Sunday, January 31, 2010

Repost

In the wake of Salinger's death, I remembered this somewhat unrelated review I wrote when I was 15. I still agree with it....I don't know if this means I was a precocious 15 year old or am now a 15 year old 20 year old. Either way....I'm still right. And I have a problem with people who have a problem with Holden being whiny and hate the book because of it.....no shit he's a whiner, isn't that the point. But there's a good way to do it and a bad way....and Charlie does the latter.

I recently finished 'The Perks of Being a Wallflower', because practically everyone raves about it. I actually came across the poem long before---that I loved. So when I realised it was part of a book, I wanted to read that too.

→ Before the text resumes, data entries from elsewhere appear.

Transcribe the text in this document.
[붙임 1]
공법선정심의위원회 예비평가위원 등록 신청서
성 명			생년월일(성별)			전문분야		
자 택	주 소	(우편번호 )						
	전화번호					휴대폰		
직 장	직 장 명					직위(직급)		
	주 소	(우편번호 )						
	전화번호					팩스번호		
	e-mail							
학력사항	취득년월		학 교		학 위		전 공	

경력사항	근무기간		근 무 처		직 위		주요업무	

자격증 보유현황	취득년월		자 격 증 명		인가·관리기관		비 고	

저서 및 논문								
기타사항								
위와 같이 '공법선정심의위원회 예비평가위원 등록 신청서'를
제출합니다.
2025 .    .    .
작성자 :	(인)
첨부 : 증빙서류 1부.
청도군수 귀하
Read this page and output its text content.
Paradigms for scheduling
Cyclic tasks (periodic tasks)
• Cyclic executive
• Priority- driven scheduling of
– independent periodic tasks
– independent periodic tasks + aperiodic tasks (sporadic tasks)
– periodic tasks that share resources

So don't get me wrong---it's not like I hate the book or anything. I even quite like it. But I really don't see the whole craze thing that comes with it. And the whole comparison with 'The Catcher in the Rye', which is my favourite book. I mean I can see where people are coming from when they say that, with the whole teenager growing up thing....but there are a ton of books out there like that. But that's not really my point, because I happen to like those kind of books, similar and cliched as they might be. They don't mess with your brain as much, which is why they make a good read if you're in the mood.

I think my main problem with this book, the thing that put me off, was Charlie. Again, I don't hate him---I think he's very sweet and all, but the thing is, throughout the entire book, I had to keep reminding myself that this boy was 16 years old. This boy, who cries half the fucking time and is all quiet and profound, 16. For me, it wasn't believable at all. I kept imagining him more like 13, or even 12. I mean despite him reading all those novels, and fooling around with girls---he just seemed like a mature, quirky, sweet 13 year old. 14 at the most. But fucking 16? As a 16 year old, I just found him insanely naive for some reason, and just horribly annoying and clingy. Like a puppy or something. I guess he's really supposed to be sensitive and nice, and thinking all the time---I got that sure, but it wasn't the same. It didn't fit right y'know? So towards the end I kind of got sick of him crying, and sick of having to pause and tell myself he was 16, 16, 16.......

Overall, I still like it I guess. But maybe that's only because of the book's original mass opinion. I liked the mixtape he made, with the list of wintery songs. I'm probably going to burn one myself, for this Christmas. Is that sad? I think it is, but I like those songs. I think it's pretty neat how Chbosky included them and the bands.

The funny thing is, now that I think of it, if this Charlie existed in real life, I'd probably like him a lot. Whereas with Holden Caulfield, if he existed in real life, I'd probably hate him. I mean as a literary character I like him a lot, but God if I ever actually met him, what a bastard. It's strange, but in a way it makes sense. I don't really know how to explain it though.

1 comment:

amelie said...

Somewhere on the Internet, there´s a list of film characters that have been made possible because of Holden. Maybe on the Daily Beast (?) It´s funny, cos I didn´t even really LIKE Catcher in the Rye...will have to read Perks, then!